No, == between Integer, Long etc will check for reference equality – i.e.

Integer x = ...;
Integer y = ...;

System.out.println(x == y);

this will check whether x and y refer to the same object rather than equal objects.


Integer x = new Integer(10);
Integer y = new Integer(10);

System.out.println(x == y);

is guaranteed to print false. Interning of “small” autoboxed values can lead to tricky results:

Integer x = 10;
Integer y = 10;

System.out.println(x == y);

This will print true, due to the rules of boxing (JLS section 5.1.7). It’s still reference equality being used, but the references genuinely are equal.

If the value p being boxed is an integer literal of type int between
-128 and 127 inclusive (§3.10.1), or the boolean literal true or false (§3.10.3), or a character literal between ‘\u0000’ and ‘\u007f’
inclusive (§3.10.4), then let a and b be the results of any two boxing
conversions of p. It is always the case that a == b.

Personally I’d use:

if (x.intValue() == y.intValue())


if (x.equals(y))

As you say, for any comparison between a wrapper type (Integer, Long etc) and a numeric type (int, long etc) the wrapper type value is unboxed and the test is applied to the primitive values involved.

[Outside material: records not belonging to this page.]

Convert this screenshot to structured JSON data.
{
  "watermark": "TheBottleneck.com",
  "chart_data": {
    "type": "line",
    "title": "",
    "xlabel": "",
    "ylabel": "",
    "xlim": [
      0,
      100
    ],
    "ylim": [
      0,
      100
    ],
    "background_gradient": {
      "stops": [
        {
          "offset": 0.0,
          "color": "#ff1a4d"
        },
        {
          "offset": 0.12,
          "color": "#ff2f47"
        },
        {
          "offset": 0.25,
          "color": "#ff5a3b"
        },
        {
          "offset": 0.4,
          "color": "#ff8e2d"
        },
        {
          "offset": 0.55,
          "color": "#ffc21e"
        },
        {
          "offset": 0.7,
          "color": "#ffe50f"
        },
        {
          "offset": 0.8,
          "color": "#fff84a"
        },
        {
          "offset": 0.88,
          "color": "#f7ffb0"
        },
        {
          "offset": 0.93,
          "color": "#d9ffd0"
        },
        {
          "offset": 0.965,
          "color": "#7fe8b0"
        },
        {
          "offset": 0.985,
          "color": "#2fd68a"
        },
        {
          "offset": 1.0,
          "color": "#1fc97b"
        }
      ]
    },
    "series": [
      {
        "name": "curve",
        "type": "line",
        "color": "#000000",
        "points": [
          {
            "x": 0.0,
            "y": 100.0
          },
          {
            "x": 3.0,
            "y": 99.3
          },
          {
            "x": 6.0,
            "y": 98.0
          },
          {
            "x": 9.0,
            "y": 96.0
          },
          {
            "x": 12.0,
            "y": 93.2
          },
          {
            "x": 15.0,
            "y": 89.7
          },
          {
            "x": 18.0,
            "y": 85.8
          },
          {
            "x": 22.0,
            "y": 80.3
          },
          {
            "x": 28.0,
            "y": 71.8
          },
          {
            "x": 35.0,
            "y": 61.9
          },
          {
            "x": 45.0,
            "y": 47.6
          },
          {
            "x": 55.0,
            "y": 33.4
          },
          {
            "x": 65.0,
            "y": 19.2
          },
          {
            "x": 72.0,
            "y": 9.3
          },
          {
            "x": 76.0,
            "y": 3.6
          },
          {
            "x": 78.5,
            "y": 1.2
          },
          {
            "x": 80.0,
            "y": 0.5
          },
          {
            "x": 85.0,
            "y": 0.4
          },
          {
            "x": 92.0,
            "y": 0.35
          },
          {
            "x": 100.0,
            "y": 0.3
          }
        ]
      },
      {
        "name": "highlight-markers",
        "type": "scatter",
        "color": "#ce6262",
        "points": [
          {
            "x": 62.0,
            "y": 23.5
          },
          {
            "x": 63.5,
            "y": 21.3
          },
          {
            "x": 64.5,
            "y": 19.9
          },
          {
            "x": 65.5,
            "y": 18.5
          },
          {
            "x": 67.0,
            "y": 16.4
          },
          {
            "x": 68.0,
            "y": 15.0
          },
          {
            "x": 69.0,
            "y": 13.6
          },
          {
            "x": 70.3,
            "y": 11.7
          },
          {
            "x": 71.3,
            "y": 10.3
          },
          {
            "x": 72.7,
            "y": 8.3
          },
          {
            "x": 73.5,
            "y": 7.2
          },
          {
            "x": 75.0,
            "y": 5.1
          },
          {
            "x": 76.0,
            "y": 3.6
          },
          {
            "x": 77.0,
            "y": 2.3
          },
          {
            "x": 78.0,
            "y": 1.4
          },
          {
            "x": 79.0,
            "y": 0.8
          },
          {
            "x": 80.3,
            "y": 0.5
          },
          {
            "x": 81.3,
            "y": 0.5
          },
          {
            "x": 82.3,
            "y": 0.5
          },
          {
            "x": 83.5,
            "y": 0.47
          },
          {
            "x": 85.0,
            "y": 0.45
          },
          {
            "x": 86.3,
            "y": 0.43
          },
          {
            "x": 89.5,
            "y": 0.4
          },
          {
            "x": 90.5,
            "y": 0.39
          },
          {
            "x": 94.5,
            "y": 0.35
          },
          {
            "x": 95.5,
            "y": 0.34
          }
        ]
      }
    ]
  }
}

This occurs as part of binary numeric promotion (JLS section 5.6.2). Look at each individual operator’s documentation to see whether it’s applied. For example, from the docs for == and != (JLS 15.21.1):

If the operands of an equality
operator are both of numeric type, or
one is of numeric type and the other
is convertible (§5.1.8) to numeric
type, binary numeric promotion is
performed on the operands (§5.6.2).

and for <, <=, > and >= (JLS 15.20.1)

The type of each of the operands of a
numerical comparison operator must be
a type that is convertible (§5.1.8) to
a primitive numeric type, or a
compile-time error occurs. Binary
numeric promotion is performed on the
operands (§5.6.2). If the promoted
type of the operands is int or long,
then signed integer comparison is
performed; if this promoted type is
float or double, then floating-point
comparison is performed.

Note how none of this is considered as part of the situation where neither type is a numeric type.